O lointain rêve de jeunesse / là-bas gît ma terre natale /
Le vieux château n'est plus que cendres / tous les arbres sont abattus /
Terrible comme la tempête / fonce sur nous l'armée sauvage
Hélas - ce paradis n'est plus !"
Novalis (Henrich von Ofterdingen)
"Mais puisque tout se laissera nommer lumière et nuit, ces deux noms répondant aux portées respectives qui en situent, ici ou ailleurs, les domaines, tout est plein à la fois de lumière et de nuit sans lumière, l'une et l'autre à égalité, si rien à aucune des deux ne prend isolément la part".
Parmenide (Le Poème)
La ligne droite est l'ennemie. Elle enserre ce qui se veut sans limite. Grataloup la corrompt. Réduit les certitudes de l'horizon. L'expose à la poussée de la lumière et de la couleur. L'emmène, ainsi, à s'ouvrir sur les jeux clandestins de la nuit et du clair-obscur.

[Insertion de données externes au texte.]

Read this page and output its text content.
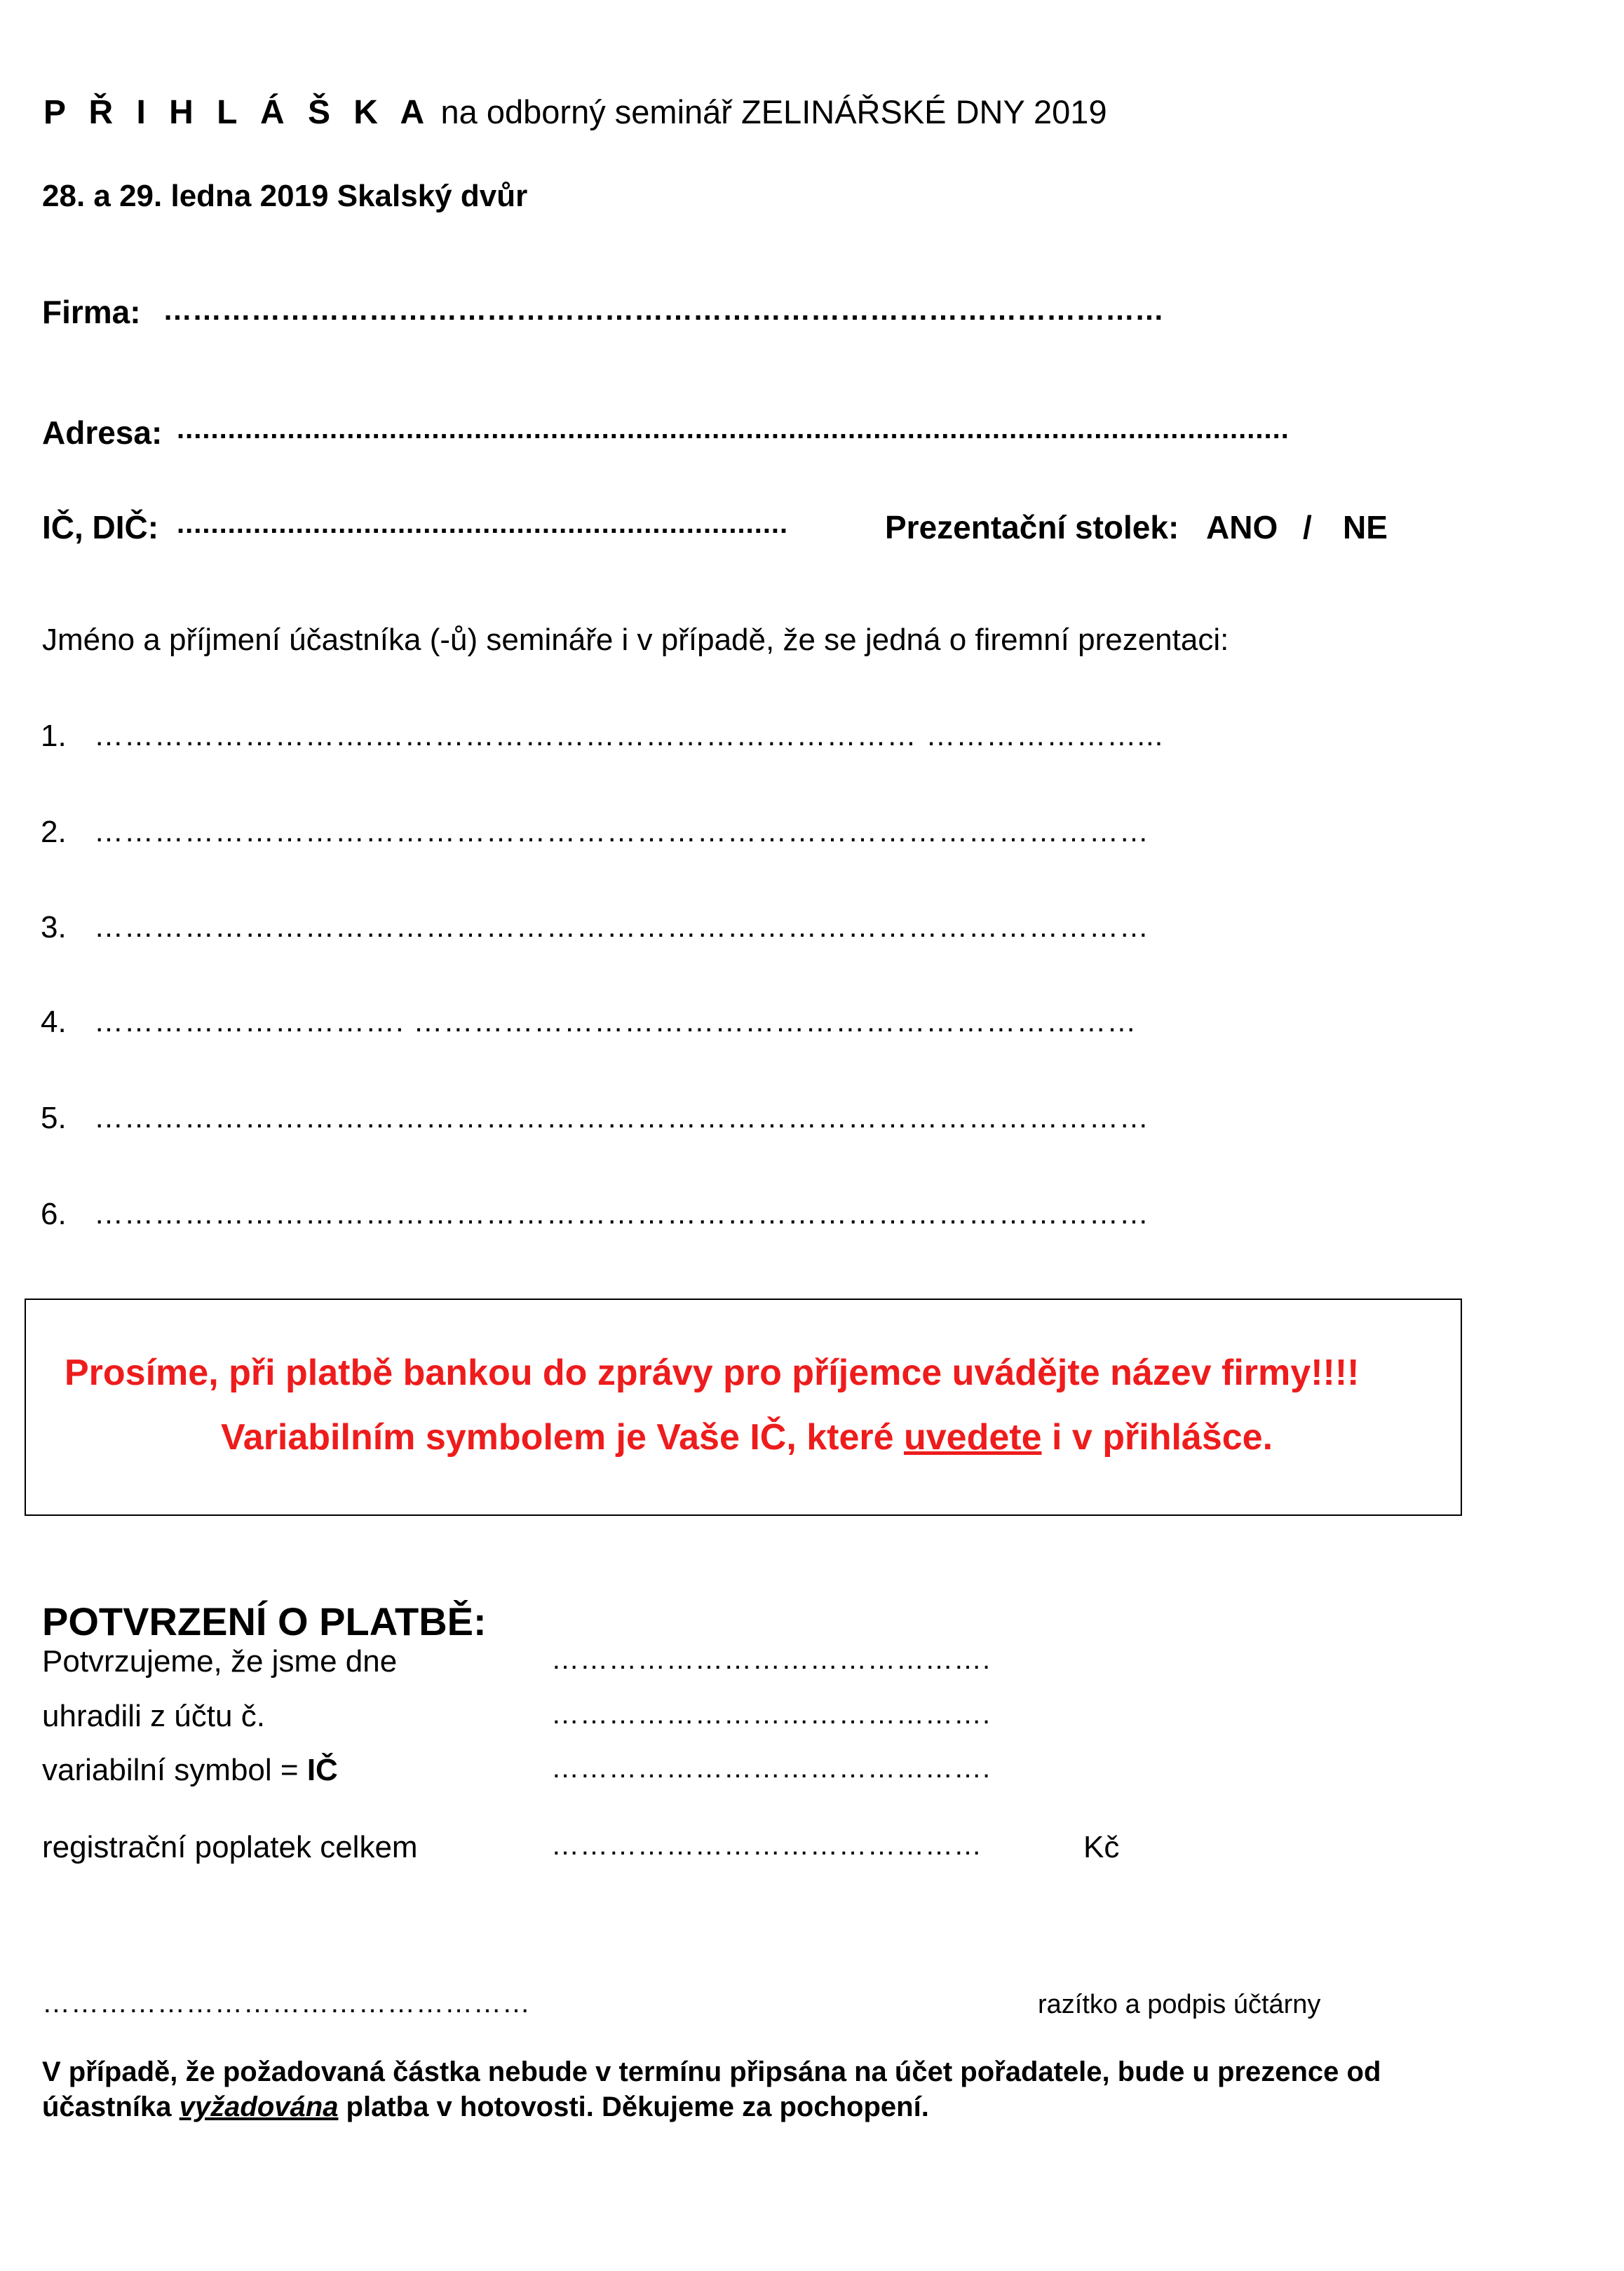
P Ř I H L Á Š K A na odborný seminář ZELINÁŘSKÉ DNY 2019
28. a 29. ledna 2019 Skalský dvůr
Firma: …………………………………………………………………………………………
Adresa: ...................................................................................................................................
IČ, DIČ: ........................................................................	Prezentační stolek: ANO / NE
Jméno a příjmení účastníka (-ů) semináře i v případě, že se jedná o firemní prezentaci:
1. ……………………….……………………………………………… …………………...
2. ……………………………………………………………………………………………
3. ……………………………………………………………………………………………
4. …………………………. ………………………………………………………………
5. ……………………………………………………………………………………………
6. ……………………………………………………………………………………………
Prosíme, při platbě bankou do zprávy pro příjemce uvádějte název firmy!!!!
Variabilním symbolem je Vaše IČ, které uvedete i v přihlášce.
POTVRZENÍ O PLATBĚ:
Potvrzujeme, že jsme dne	……………………………………….
uhradili z účtu č.	……………………………………….
variabilní symbol = IČ	……………………………………….
registrační poplatek celkem	………………………………………	Kč
……………………………………………	razítko a podpis účtárny
V případě, že požadovaná částka nebude v termínu připsána na účet pořadatele, bude u prezence od
účastníka vyžadována platba v hotovosti. Děkujeme za pochopení.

Ce n'est pas assez. Confronté aux immatérielles inscriptions du fond le contour abdique de sa rigueur. Les amarres se brisent. la figure se met à flotter, à bouger entre la toile et le regard. La volatilisation souhaitée du paysage s'accomplit par une sorte de vibration qui meut toute la surface. Cette agitation ne sort pas de l'immanence. L'un des modes favoris de Grataloup est le tourbillon, le labyrinthe, l'entrelac de traits et de retraits.

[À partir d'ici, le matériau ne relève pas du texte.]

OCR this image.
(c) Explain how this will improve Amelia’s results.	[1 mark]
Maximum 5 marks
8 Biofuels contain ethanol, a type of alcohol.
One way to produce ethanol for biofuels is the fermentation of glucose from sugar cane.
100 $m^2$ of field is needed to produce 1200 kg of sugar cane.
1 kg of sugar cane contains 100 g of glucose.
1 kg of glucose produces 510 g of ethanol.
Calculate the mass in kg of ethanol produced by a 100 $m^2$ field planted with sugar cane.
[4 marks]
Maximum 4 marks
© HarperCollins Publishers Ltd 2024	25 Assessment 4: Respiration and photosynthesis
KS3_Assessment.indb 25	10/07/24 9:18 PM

La fugivité et la plénitude, le brisement et l'étendue. La vérité que Grataloup nous fait voir, sans ménagement, n'est pas facile à admettre : rupture et harmonie sont, ici, solidaires. Le regard est entraîné par les fragments d'un monde -des îles- qui échappe avec une rapidité qui empêche de le saisir. Un monde qui ne se laisse ni capter, ni fixer. Une force est au-delà qui entraîne un déchaînement mystérieux. On pense à l'attirance fatale, magique de l'enfer égyptien tel qu'il est représenté sur un papyrus du musée de Turin. La figure plonge vers l'abîme, envoûtée par son sort. Mais à l'instant où l'on pense qu'elle va disparaître, quelque chose rayonne, éclate, est sauvé. On voudrait se dire que c'et pour toujours. Que la figure échappe à l'attraction fatale. Que désormais elle gravite loin de la perdition. Mais elle ne nous permet pas de nous complaire en cette clarté d'espoir. Sa circulation la ramène toujours sur les bords du gouffre. Mais jamais elle ne plonge. Comme le fruit entraîne la branche vers le sol mais sans la briser.

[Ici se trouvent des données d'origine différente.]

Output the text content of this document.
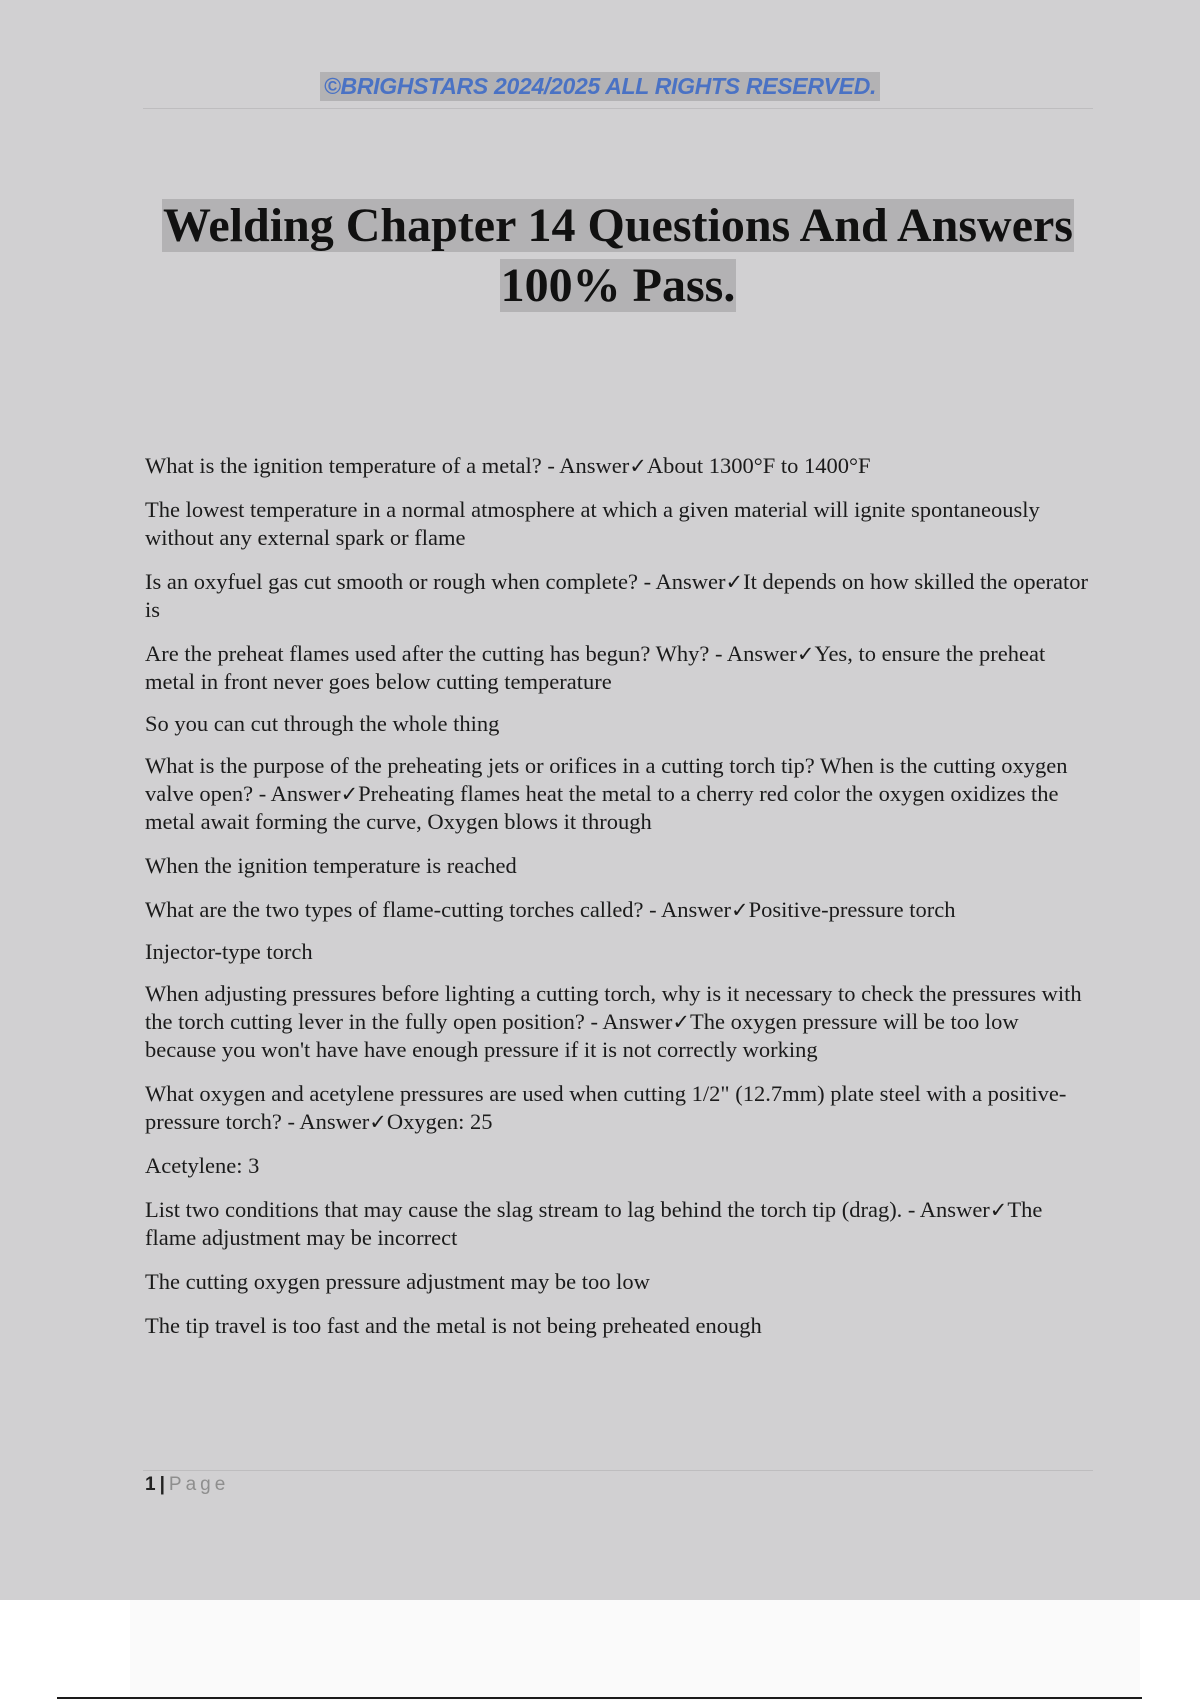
©BRIGHSTARS 2024/2025 ALL RIGHTS RESERVED.
Welding Chapter 14 Questions And Answers
100% Pass.

What is the ignition temperature of a metal? - Answer✓About 1300°F to 1400°F

The lowest temperature in a normal atmosphere at which a given material will ignite spontaneously without any external spark or flame

Is an oxyfuel gas cut smooth or rough when complete? - Answer✓It depends on how skilled the operator is

Are the preheat flames used after the cutting has begun? Why? - Answer✓Yes, to ensure the preheat metal in front never goes below cutting temperature

So you can cut through the whole thing

What is the purpose of the preheating jets or orifices in a cutting torch tip? When is the cutting oxygen valve open? - Answer✓Preheating flames heat the metal to a cherry red color the oxygen oxidizes the metal await forming the curve, Oxygen blows it through

When the ignition temperature is reached

What are the two types of flame-cutting torches called? - Answer✓Positive-pressure torch

Injector-type torch

When adjusting pressures before lighting a cutting torch, why is it necessary to check the pressures with the torch cutting lever in the fully open position? - Answer✓The oxygen pressure will be too low because you won't have have enough pressure if it is not correctly working

What oxygen and acetylene pressures are used when cutting 1/2" (12.7mm) plate steel with a positive-pressure torch? - Answer✓Oxygen: 25

Acetylene: 3

List two conditions that may cause the slag stream to lag behind the torch tip (drag). - Answer✓The flame adjustment may be incorrect

The cutting oxygen pressure adjustment may be too low

The tip travel is too fast and the metal is not being preheated enough

1 | Page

Lumières brèves. Sang inépuisable. Tels sont les pôles de cette peinture. Peinture aruspice. Pour pénétrer dans l'univers de ce peintre, il faut savoir qu'il utilise une matrice : le dessin d'un champ de blé ou d'orge. Il découpe, entaille, les contours des plantes esquissées. Ensuite, à l'aide d'un pastel, frotte la surface d'une toile appliquée sur le dessin-matrice. L'opération donne naissance à des motifs singuliers et aléatoires, à des proliférations végétales, à un lacis de tiges, de racines, à tout un herbier de formes non arrêtées. En décalant, en multipliant l'inscription de ces figures, Grataloup tisse des trames chromatiques indicielles, des réseaux et des surimpressions de transparences qui obligent l'oeil, de plan en plan, à traverser la surface comme si la toile au lieu d'être une surface plane, était un obstacle tridimensionnel. Des passages de peinture dense, vive, appliquée avec générosité à grands ou petits coups de pinceau, créent des effets de résistance, de contraste avec la délicatesse des réseaux de fond. Ils renforcent l'impression de profondeur. Sont comme un rideau soulevé sur la circulation de la lumière et les mouvements chromatiques. Toutefois le pullulement herbeux ou les labyrinthes tracés avec le pastel attaquent cette peinture, l'absorbent. Un festin, une voration où le transitif l'emporte sur la certitude.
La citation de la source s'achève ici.